Hello again! Rare snowy owl spotted this morning in Kitty Hawk

Snowy owl perched on a pickup trucks equipment rack along the Beach Road at mile post 4 in Kitty Hawk on Jan. 19, 2022. [photo courtesy Connie Marcy]

It’s the rarest of feathered visitors to the Outer Banks, the Ocracoke Observer’s Peter Vankevich wrote a few years ago, and for a second straight January another one has returned. A snowy owl, far out if its normal northern range, was spotted this morning in Kitty Hawk.

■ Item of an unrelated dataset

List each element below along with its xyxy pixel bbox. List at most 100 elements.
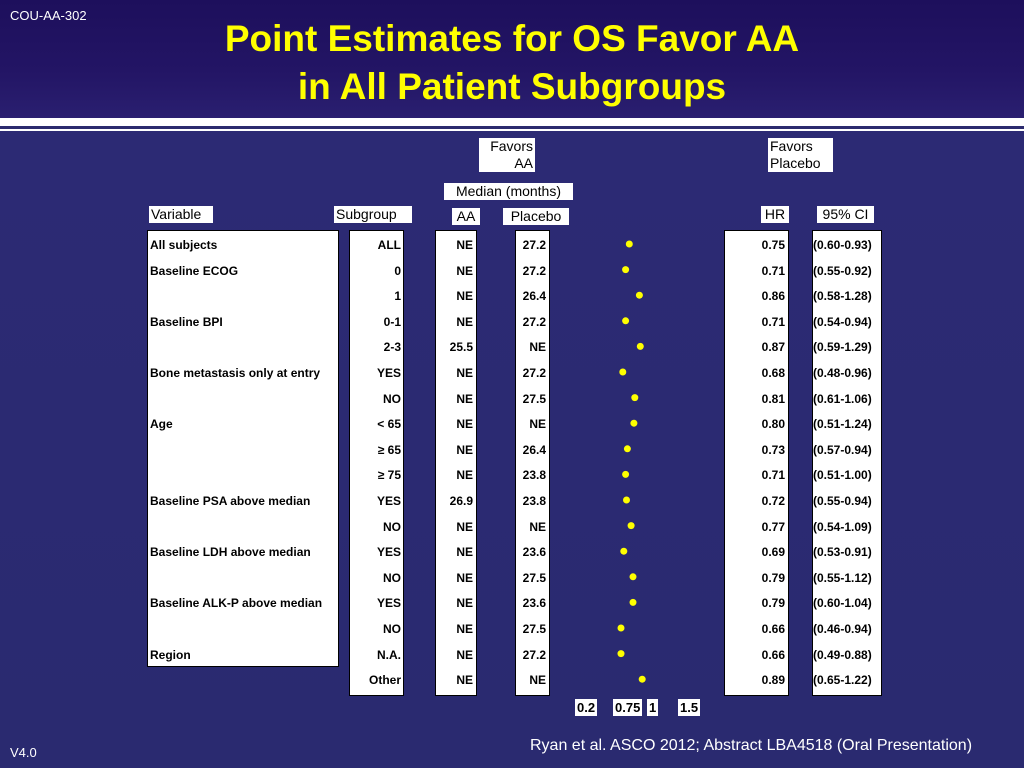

Connie Marcy was staying at her family’s house, “McGee’s Sea Dream” at mile post 4 on the Beach Road when her niece Lexy’s 5-year-old son spotted the snowy owl sitting on the equipment rack on their next door neighbor’s pickup truck.

“I took one picture from the middle deck of the house and Lexy took the other one from her car window,” Marcy said. “They were almost late to school because of it! We felt really blessed to see it!”

Snowy owl perched on a pickup truck’s equipment rack along the Beach Road at mile post 4 in Kitty Hawk on Jan. 19, 2022. [photo courtesy Connie Marcy]

Snowy owls generally live in the far north near the North Pole, and winter in southern Canada and the northern United States. About every four years they travel south well outside their normal range in a phenomena called “irruption,” the U.S. Fish and Wildlife Service says.

For reasons not understood, snowy owls have been “irrupting” more often in recent years. In fact, a few spent several winters on Ocracoke Island and were spotted around Cape Hatteras between 2014 and 2017, with their time here well documented by the the Ocracoke Observer.

Then last year, there were multiple well documented sightings from Pea Island National Wildlife Refuge to Ocracoke to Cape Lookout National Seashore well into March.

Since their normal range is far north and there are far fewer people living nearby, the snowy owl isn’t really used to seeing us. But humans flock for a rare sighting of the beautiful white bird when one is around. We, however, need to give the owl distance and respect.

But with this latest sighting, we expect there will likely be more cool photos and videos in the coming weeks.